Q: How about a difference in buying organic versus non-organic. Is it worth the extra cost in buying organic?
Alison: Buying organic versus non-organic is a personal choice that usually has more to do with the environmental impact than the nutritional quality. If you have extra money in your budget and are able to afford organic, then the next step would be prioritizing which products you want to purchase organic. For instance, if you are concerned about animal welfare, purchasing organic eggs, dairy products and meat may be the best choice.
Another tip is to look at the Environmental Working Group’s annual “Dirty Dozen” food list to determine which fruits and vegetables have the highest levels of pesticides. This year, the report found that almost 70% of non-organic samples tested positive for at least one pesticide. Examples of non-organic foods containing pesticides included strawberries, grapes, cherries and tomatoes. Therefore, buying organic might be the way to go for the foods listed on the “Dirty Dozen” list in order to gain the greatest health benefit.
Q: Can you recommend the top regional farmers markets for shopping?

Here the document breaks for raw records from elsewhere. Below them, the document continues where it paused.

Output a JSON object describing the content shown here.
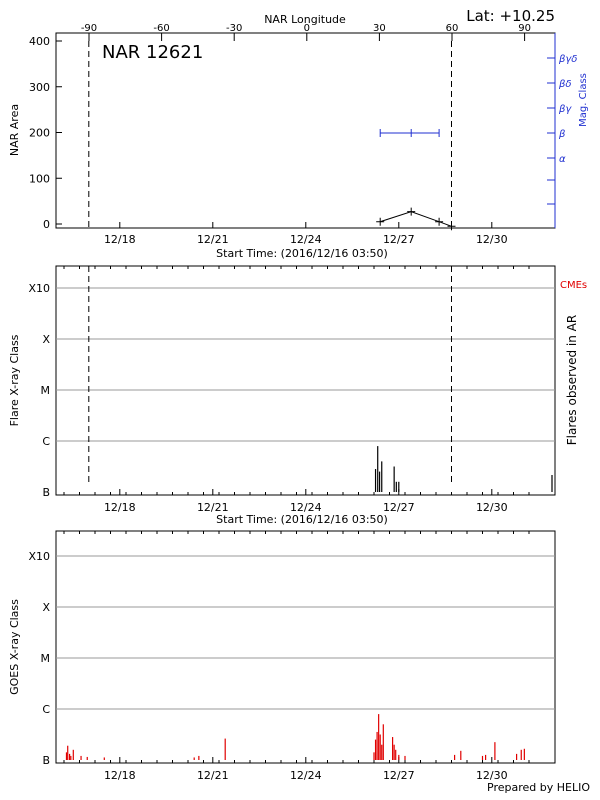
{
  "header": {
    "lat_label": "Lat: +10.25",
    "footer": "Prepared by HELIO"
  },
  "chart_data": [
    {
      "type": "line",
      "title": "NAR 12621",
      "ylabel": "NAR Area",
      "xlabel": "Start Time: (2016/12/16 03:50)",
      "top_axis_label": "NAR Longitude",
      "right_axis_label": "Mag. Class",
      "ylim": [
        0,
        400
      ],
      "yticks": [
        "0",
        "100",
        "200",
        "300",
        "400"
      ],
      "xlim_days": [
        0,
        15
      ],
      "xticks": [
        "12/18",
        "12/21",
        "12/24",
        "12/27",
        "12/30"
      ],
      "top_ticks": [
        "-90",
        "-60",
        "-30",
        "0",
        "30",
        "60",
        "90"
      ],
      "mag_ticks": [
        "α",
        "β",
        "βγ",
        "βδ",
        "βγδ"
      ],
      "dashed_lines_days": [
        0.8,
        12.5
      ],
      "area_series": {
        "name": "NAR Area",
        "x_days": [
          10.2,
          11.2,
          12.1,
          12.5
        ],
        "values": [
          5,
          27,
          5,
          -5
        ]
      },
      "mag_series": {
        "name": "Mag. Class",
        "x_days": [
          10.2,
          11.2,
          12.1
        ],
        "class": "β"
      },
      "grid": false
    },
    {
      "type": "bar",
      "ylabel": "Flare X-ray Class",
      "right_axis_label": "Flares observed in AR",
      "right_top_label": "CMEs",
      "xlabel": "Start Time: (2016/12/16 03:50)",
      "yticks": [
        "B",
        "C",
        "M",
        "X",
        "X10"
      ],
      "xticks": [
        "12/18",
        "12/21",
        "12/24",
        "12/27",
        "12/30"
      ],
      "dashed_lines_days": [
        0.8,
        12.5
      ],
      "x_days": [
        10.05,
        10.12,
        10.18,
        10.25,
        10.65,
        10.72,
        10.8
      ],
      "values_log": [
        0.45,
        0.9,
        0.4,
        0.6,
        0.5,
        0.2,
        0.2
      ],
      "grid": true
    },
    {
      "type": "bar",
      "ylabel": "GOES X-ray Class",
      "yticks": [
        "B",
        "C",
        "M",
        "X",
        "X10"
      ],
      "xticks": [
        "12/18",
        "12/21",
        "12/24",
        "12/27",
        "12/30"
      ],
      "x_days": [
        0.08,
        0.12,
        0.18,
        0.22,
        0.3,
        0.55,
        0.75,
        1.3,
        4.2,
        4.35,
        5.2,
        10.0,
        10.05,
        10.1,
        10.15,
        10.2,
        10.25,
        10.3,
        10.6,
        10.65,
        10.7,
        10.8,
        11.0,
        12.6,
        12.8,
        13.5,
        13.6,
        13.9,
        14.6,
        14.75,
        14.85
      ],
      "values_log": [
        0.15,
        0.28,
        0.12,
        0.08,
        0.2,
        0.08,
        0.06,
        0.05,
        0.05,
        0.08,
        0.42,
        0.15,
        0.4,
        0.55,
        0.9,
        0.5,
        0.3,
        0.7,
        0.45,
        0.3,
        0.2,
        0.1,
        0.08,
        0.1,
        0.18,
        0.08,
        0.1,
        0.35,
        0.12,
        0.2,
        0.22
      ],
      "color": "#e00000",
      "grid": true
    }
  ]
}
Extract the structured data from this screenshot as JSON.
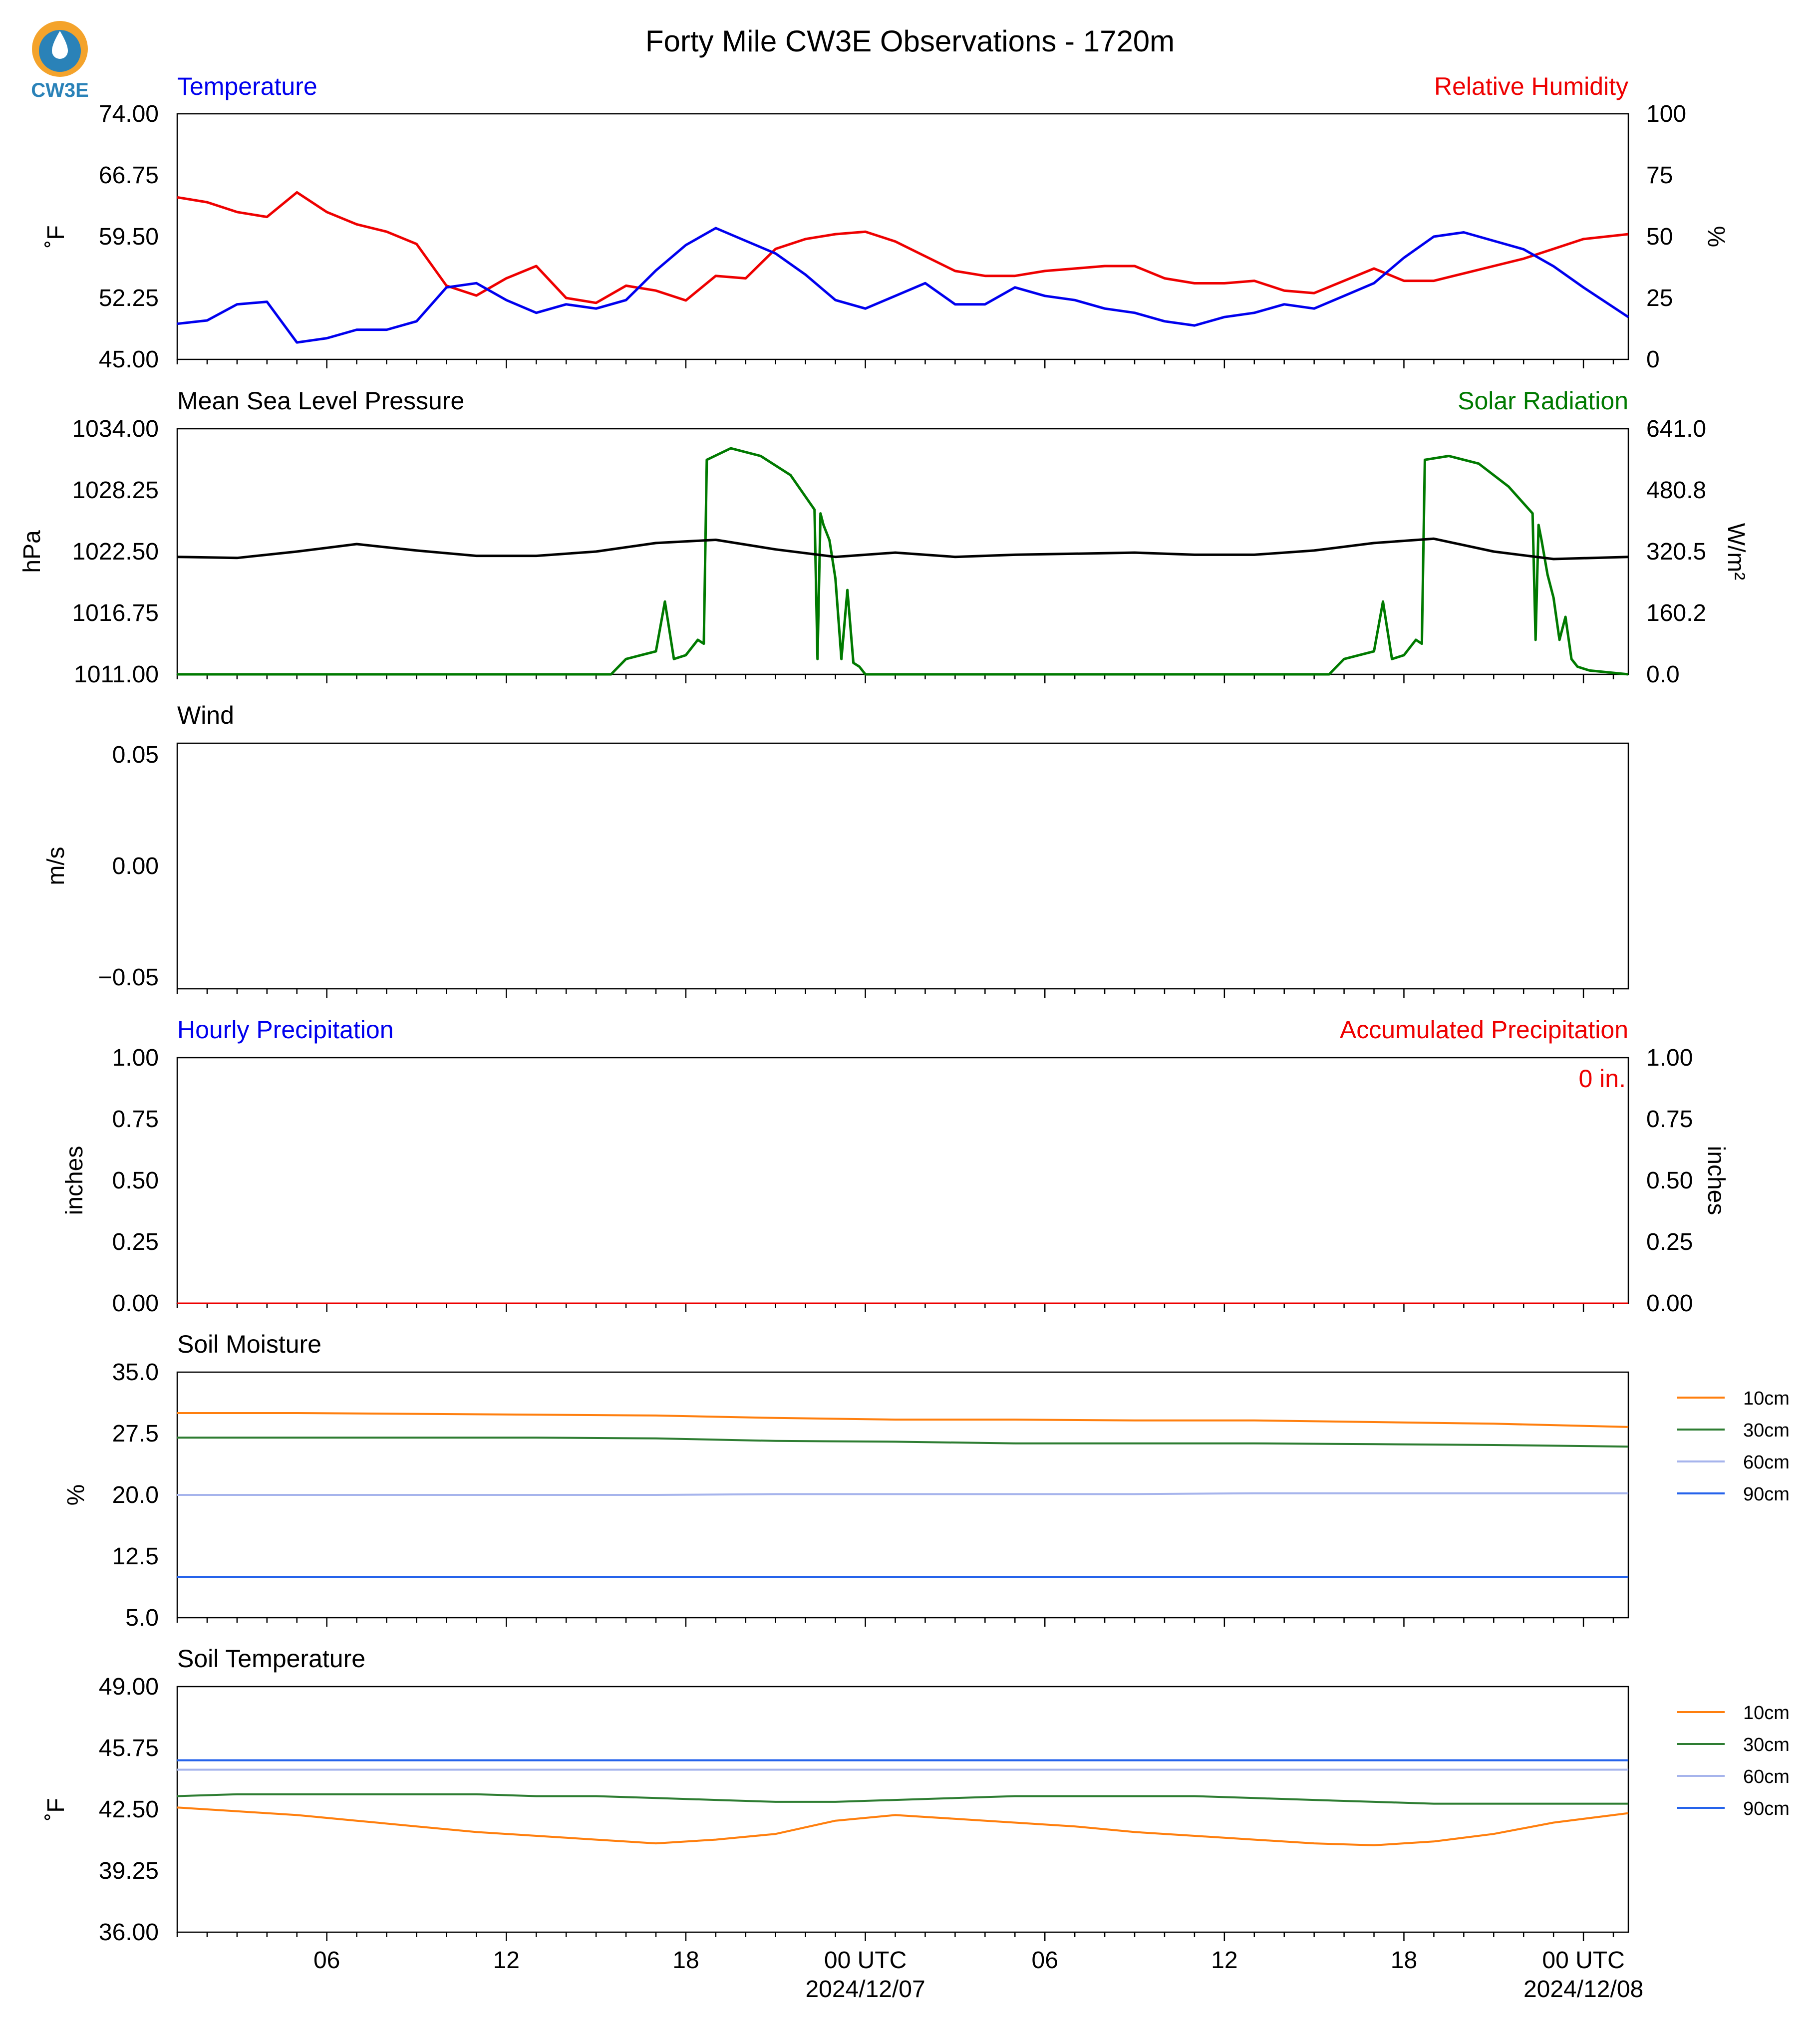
{
  "figure": {
    "title": "Forty Mile CW3E Observations - 1720m",
    "logo_text": "CW3E",
    "colors": {
      "temperature": "#0000ee",
      "humidity": "#ee0000",
      "pressure": "#000000",
      "solar": "#007a00",
      "accum": "#ee0000",
      "soil10": "#ff7f0e",
      "soil30": "#2e7d32",
      "soil60": "#a6b4ec",
      "soil90": "#2563eb"
    }
  },
  "time_axis": {
    "tick_labels": [
      "06",
      "12",
      "18",
      "00 UTC",
      "06",
      "12",
      "18",
      "00 UTC"
    ],
    "tick_hours": [
      6,
      12,
      18,
      24,
      30,
      36,
      42,
      48
    ],
    "date_labels": [
      "2024/12/07",
      "2024/12/08"
    ],
    "range_hours": [
      1,
      49.5
    ]
  },
  "panels": {
    "temp_rh": {
      "left_title": "Temperature",
      "right_title": "Relative Humidity",
      "left_unit": "˚F",
      "right_unit": "%",
      "left_ticks": [
        "45.00",
        "52.25",
        "59.50",
        "66.75",
        "74.00"
      ],
      "right_ticks": [
        "0",
        "25",
        "50",
        "75",
        "100"
      ]
    },
    "pressure_solar": {
      "left_title": "Mean Sea Level Pressure",
      "right_title": "Solar Radiation",
      "left_unit": "hPa",
      "right_unit": "W/m²",
      "left_ticks": [
        "1011.00",
        "1016.75",
        "1022.50",
        "1028.25",
        "1034.00"
      ],
      "right_ticks": [
        "0.0",
        "160.2",
        "320.5",
        "480.8",
        "641.0"
      ]
    },
    "wind": {
      "left_title": "Wind",
      "left_unit": "m/s",
      "left_ticks": [
        "−0.05",
        "0.00",
        "0.05"
      ]
    },
    "precip": {
      "left_title": "Hourly Precipitation",
      "right_title": "Accumulated Precipitation",
      "left_unit": "inches",
      "right_unit": "inches",
      "accum_label": "0 in.",
      "left_ticks": [
        "0.00",
        "0.25",
        "0.50",
        "0.75",
        "1.00"
      ],
      "right_ticks": [
        "0.00",
        "0.25",
        "0.50",
        "0.75",
        "1.00"
      ]
    },
    "soil_moisture": {
      "left_title": "Soil Moisture",
      "left_unit": "%",
      "left_ticks": [
        "5.0",
        "12.5",
        "20.0",
        "27.5",
        "35.0"
      ],
      "legend": [
        "10cm",
        "30cm",
        "60cm",
        "90cm"
      ]
    },
    "soil_temp": {
      "left_title": "Soil Temperature",
      "left_unit": "˚F",
      "left_ticks": [
        "36.00",
        "39.25",
        "42.50",
        "45.75",
        "49.00"
      ],
      "legend": [
        "10cm",
        "30cm",
        "60cm",
        "90cm"
      ]
    }
  },
  "chart_data": [
    {
      "type": "line",
      "title": "Temperature / Relative Humidity",
      "ylabel": "˚F",
      "y2label": "%",
      "ylim": [
        45,
        74
      ],
      "y2lim": [
        0,
        100
      ],
      "x_hours": [
        1,
        2,
        3,
        4,
        5,
        6,
        7,
        8,
        9,
        10,
        11,
        12,
        13,
        14,
        15,
        16,
        17,
        18,
        19,
        20,
        21,
        22,
        23,
        24,
        25,
        26,
        27,
        28,
        29,
        30,
        31,
        32,
        33,
        34,
        35,
        36,
        37,
        38,
        39,
        40,
        41,
        42,
        43,
        44,
        45,
        46,
        47,
        48,
        49.5
      ],
      "series": [
        {
          "name": "Temperature",
          "axis": "left",
          "values": [
            49.2,
            49.6,
            51.5,
            51.8,
            47.0,
            47.5,
            48.5,
            48.5,
            49.5,
            53.5,
            54.0,
            52.0,
            50.5,
            51.5,
            51.0,
            52.0,
            55.5,
            58.5,
            60.5,
            59.0,
            57.5,
            55.0,
            52.0,
            51.0,
            52.5,
            54.0,
            51.5,
            51.5,
            53.5,
            52.5,
            52.0,
            51.0,
            50.5,
            49.5,
            49.0,
            50.0,
            50.5,
            51.5,
            51.0,
            52.5,
            54.0,
            57.0,
            59.5,
            60.0,
            59.0,
            58.0,
            56.0,
            53.5,
            50.0
          ]
        },
        {
          "name": "Relative Humidity",
          "axis": "right",
          "values": [
            66,
            64,
            60,
            58,
            68,
            60,
            55,
            52,
            47,
            30,
            26,
            33,
            38,
            25,
            23,
            30,
            28,
            24,
            34,
            33,
            45,
            49,
            51,
            52,
            48,
            42,
            36,
            34,
            34,
            36,
            37,
            38,
            38,
            33,
            31,
            31,
            32,
            28,
            27,
            32,
            37,
            32,
            32,
            35,
            38,
            41,
            45,
            49,
            51
          ]
        }
      ]
    },
    {
      "type": "line",
      "title": "Mean Sea Level Pressure / Solar Radiation",
      "ylabel": "hPa",
      "y2label": "W/m²",
      "ylim": [
        1011,
        1034
      ],
      "y2lim": [
        0,
        641
      ],
      "series": [
        {
          "name": "Mean Sea Level Pressure",
          "axis": "left",
          "x_hours": [
            1,
            3,
            5,
            7,
            9,
            11,
            13,
            15,
            17,
            19,
            21,
            23,
            25,
            27,
            29,
            31,
            33,
            35,
            37,
            39,
            41,
            43,
            45,
            47,
            49.5
          ],
          "values": [
            1022.0,
            1021.9,
            1022.5,
            1023.2,
            1022.6,
            1022.1,
            1022.1,
            1022.5,
            1023.3,
            1023.6,
            1022.7,
            1022.0,
            1022.4,
            1022.0,
            1022.2,
            1022.3,
            1022.4,
            1022.2,
            1022.2,
            1022.6,
            1023.3,
            1023.7,
            1022.5,
            1021.8,
            1022.0
          ]
        },
        {
          "name": "Solar Radiation",
          "axis": "right",
          "x_hours": [
            1,
            15.5,
            16.0,
            16.5,
            17.0,
            17.3,
            17.6,
            18.0,
            18.4,
            18.6,
            18.7,
            19.5,
            20.5,
            21.5,
            22.3,
            22.4,
            22.5,
            22.6,
            22.8,
            23.0,
            23.2,
            23.4,
            23.6,
            23.8,
            24.0,
            25.0,
            39.5,
            40.0,
            40.5,
            41.0,
            41.3,
            41.6,
            42.0,
            42.4,
            42.6,
            42.7,
            43.5,
            44.5,
            45.5,
            46.3,
            46.4,
            46.5,
            46.6,
            46.8,
            47.0,
            47.2,
            47.4,
            47.6,
            47.8,
            48.2,
            49.5
          ],
          "values": [
            0,
            0,
            40,
            50,
            60,
            190,
            40,
            50,
            90,
            80,
            560,
            590,
            570,
            520,
            430,
            40,
            420,
            390,
            350,
            250,
            40,
            220,
            30,
            20,
            0,
            0,
            0,
            40,
            50,
            60,
            190,
            40,
            50,
            90,
            80,
            560,
            570,
            550,
            490,
            420,
            90,
            390,
            350,
            260,
            200,
            90,
            150,
            40,
            20,
            10,
            0
          ]
        }
      ]
    },
    {
      "type": "line",
      "title": "Wind",
      "ylabel": "m/s",
      "ylim": [
        -0.055,
        0.055
      ],
      "series": []
    },
    {
      "type": "line",
      "title": "Hourly Precipitation / Accumulated Precipitation",
      "ylabel": "inches",
      "y2label": "inches",
      "ylim": [
        0,
        1
      ],
      "y2lim": [
        0,
        1
      ],
      "x_hours": [
        1,
        49.5
      ],
      "series": [
        {
          "name": "Hourly Precipitation",
          "axis": "left",
          "values": [
            0,
            0
          ]
        },
        {
          "name": "Accumulated Precipitation",
          "axis": "right",
          "values": [
            0,
            0
          ]
        }
      ]
    },
    {
      "type": "line",
      "title": "Soil Moisture",
      "ylabel": "%",
      "ylim": [
        5,
        35
      ],
      "x_hours": [
        1,
        5,
        9,
        13,
        17,
        21,
        25,
        29,
        33,
        37,
        41,
        45,
        49.5
      ],
      "series": [
        {
          "name": "10cm",
          "values": [
            30.0,
            30.0,
            29.9,
            29.8,
            29.7,
            29.4,
            29.2,
            29.2,
            29.1,
            29.1,
            28.9,
            28.7,
            28.3
          ]
        },
        {
          "name": "30cm",
          "values": [
            27.0,
            27.0,
            27.0,
            27.0,
            26.9,
            26.6,
            26.5,
            26.3,
            26.3,
            26.3,
            26.2,
            26.1,
            25.9
          ]
        },
        {
          "name": "60cm",
          "values": [
            20.0,
            20.0,
            20.0,
            20.0,
            20.0,
            20.1,
            20.1,
            20.1,
            20.1,
            20.2,
            20.2,
            20.2,
            20.2
          ]
        },
        {
          "name": "90cm",
          "values": [
            10.0,
            10.0,
            10.0,
            10.0,
            10.0,
            10.0,
            10.0,
            10.0,
            10.0,
            10.0,
            10.0,
            10.0,
            10.0
          ]
        }
      ]
    },
    {
      "type": "line",
      "title": "Soil Temperature",
      "ylabel": "˚F",
      "ylim": [
        36,
        49
      ],
      "x_hours": [
        1,
        3,
        5,
        7,
        9,
        11,
        13,
        15,
        17,
        19,
        21,
        23,
        25,
        27,
        29,
        31,
        33,
        35,
        37,
        39,
        41,
        43,
        45,
        47,
        49.5
      ],
      "series": [
        {
          "name": "10cm",
          "values": [
            42.6,
            42.4,
            42.2,
            41.9,
            41.6,
            41.3,
            41.1,
            40.9,
            40.7,
            40.9,
            41.2,
            41.9,
            42.2,
            42.0,
            41.8,
            41.6,
            41.3,
            41.1,
            40.9,
            40.7,
            40.6,
            40.8,
            41.2,
            41.8,
            42.3
          ]
        },
        {
          "name": "30cm",
          "values": [
            43.2,
            43.3,
            43.3,
            43.3,
            43.3,
            43.3,
            43.2,
            43.2,
            43.1,
            43.0,
            42.9,
            42.9,
            43.0,
            43.1,
            43.2,
            43.2,
            43.2,
            43.2,
            43.1,
            43.0,
            42.9,
            42.8,
            42.8,
            42.8,
            42.8
          ]
        },
        {
          "name": "60cm",
          "values": [
            44.6,
            44.6,
            44.6,
            44.6,
            44.6,
            44.6,
            44.6,
            44.6,
            44.6,
            44.6,
            44.6,
            44.6,
            44.6,
            44.6,
            44.6,
            44.6,
            44.6,
            44.6,
            44.6,
            44.6,
            44.6,
            44.6,
            44.6,
            44.6,
            44.6
          ]
        },
        {
          "name": "90cm",
          "values": [
            45.1,
            45.1,
            45.1,
            45.1,
            45.1,
            45.1,
            45.1,
            45.1,
            45.1,
            45.1,
            45.1,
            45.1,
            45.1,
            45.1,
            45.1,
            45.1,
            45.1,
            45.1,
            45.1,
            45.1,
            45.1,
            45.1,
            45.1,
            45.1,
            45.1
          ]
        }
      ]
    }
  ]
}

Alison: I have visited many of the local farmers markets and can say that my favorite is the Falls Church Farmers Market, which is very close for our Goodwin House Bailey’s Crossroads residents. If you go there, you may run into me! It is open year round on Saturday mornings and has a variety of wonderful vendors that sell anything from fresh berries to cut flowers.
The Annandale Farmers Market is smaller, but because it is open on Thursdays it’s a great option for weekday shopping and it is not quite as crowded. Overall, we are lucky to live in an area where we have so many great Farmers Markets close by!
Q: What are your favorite recipes that are easy to prepare with summer fruits and vegetables and are recipes that work for one or two people?
Alison: I find sheet pan dinners to be relatively simple and quick to prepare. I will place fish or chicken on a baking sheet and then add vegetables and potatoes. I toss everything in olive oil and herbs and bake it at 400˚F for about 45 minutes. If I don’t have potatoes, then I will prepare a whole grain like quinoa, brown rice or whole wheat couscous. If I prepare four servings, I’ll save some for another night!
I usually start each meal with a fresh salad made with local lettuce, radishes, tomatoes and cucumbers tossed with olive oil, balsamic vinegar and lemon juice. For dessert, I will have fresh berries and occasionally a small piece of dark chocolate.
Alison Liggett is a Registered Dietitian and Board Certified as a Specialist in Gerontological Nutrition. She graduated from James Madison University with a degree in Dietetics and completed her Dietetic Internship with the Virginia Department of Health. Her passion in working with older adults began when her grandmother moved into her family home when she was a young teen. For the past 1.5 years, Alison’s responsibilities at Goodwin House have included performing nutrition assessments, menu planning and assisting residents with special dietary needs.